Gerade dieses "in Ruhe beobachten lassen" was ja immer von allen empfohlen wird hat natürlich einerseits komplett seine Berechtigung andererseits müssen dafür auch die äußeren Umstände meiner Meinung nach passen. Und ein beengter Hausflur kann je nach Welpe schon viel zu eng sein um sich überhaupt was in Ruhe anschauen zu können. Dann verharrt man da in einer Situation aus der man besser einfach rausgegangen wäre mit dem Gedanken dem Welpen Zeit einzuräumen die er braucht. Das kann mal genau richtig sein, dann wieder nicht so.
Ich bin mir relativ sicher dass er die Nachbarn mit Kind draußen vor der Tür mit mehr Abstand gar nicht erst angebrummt hätte. Also entscheide ich auch bis heute noch situativ ob Leo und ich uns was anschauen (auch bei erwachsenen Hunden gibt es ja immer wieder mal neue/komische Situationen) oder ob auf Distanz gehen sprich einfach keine Beachtung schenken besser wäre.
Den Lerneffekt hatte ich auch öfters mal in Jungspundzeiten als ich meinte mir mit Kröte an der Leine was anschauen zu müssen, bis er kläffend in der Leine hing
je nach Hundetyp ist dieses stehenbleiben, aktiv hinschauen etc auch manchmal nicht die beste Idee und sie lösen eher aus als wenn man einfach weitergegangen wäre.
Für Leo kann ich das mittlerweile einschätzen wann er gucken kann und wann schnell weitergehen besser ist aber bis dahin ist es ein langer Weg mit vielen "wärst du halt einfach..." ![]()
Das gehört dazu!
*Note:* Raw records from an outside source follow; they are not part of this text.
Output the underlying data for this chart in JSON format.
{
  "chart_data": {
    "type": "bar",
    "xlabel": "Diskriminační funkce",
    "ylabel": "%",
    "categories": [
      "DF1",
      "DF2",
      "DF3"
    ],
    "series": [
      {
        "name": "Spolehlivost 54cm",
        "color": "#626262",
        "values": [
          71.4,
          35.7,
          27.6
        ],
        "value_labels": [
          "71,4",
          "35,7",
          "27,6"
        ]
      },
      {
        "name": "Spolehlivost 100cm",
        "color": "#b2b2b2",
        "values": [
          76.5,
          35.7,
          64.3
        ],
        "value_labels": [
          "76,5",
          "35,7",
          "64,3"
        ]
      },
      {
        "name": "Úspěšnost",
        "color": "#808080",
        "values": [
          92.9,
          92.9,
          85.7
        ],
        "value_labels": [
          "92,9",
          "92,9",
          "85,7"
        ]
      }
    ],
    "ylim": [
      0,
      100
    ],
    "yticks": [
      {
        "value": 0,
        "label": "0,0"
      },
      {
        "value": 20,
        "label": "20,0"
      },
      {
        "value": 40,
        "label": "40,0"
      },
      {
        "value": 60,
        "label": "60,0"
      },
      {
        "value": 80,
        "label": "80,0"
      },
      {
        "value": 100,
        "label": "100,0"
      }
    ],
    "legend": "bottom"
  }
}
Dadurch wurde meiner Meinung nach kein Hund komplett versaut und bei allem was ich bei Leo alles falsch gemacht habe (so gut wie alles wie ich jetzt weiß) ist das Ergebnis doch echt super ![]()
Also es kommen noch zigtausende solcher Situationen auf dem Weg deinen kleinen gut verstehen und einschätzen zu können! Keine dieser Situationen muss heißen dass der Hund komplett und unwiderruflich für immer traumatisiert oder versaut ist! In der Regel verkraften die Hunde das besser als man denkt bis man den gemeinsamen Weg gefunden hat.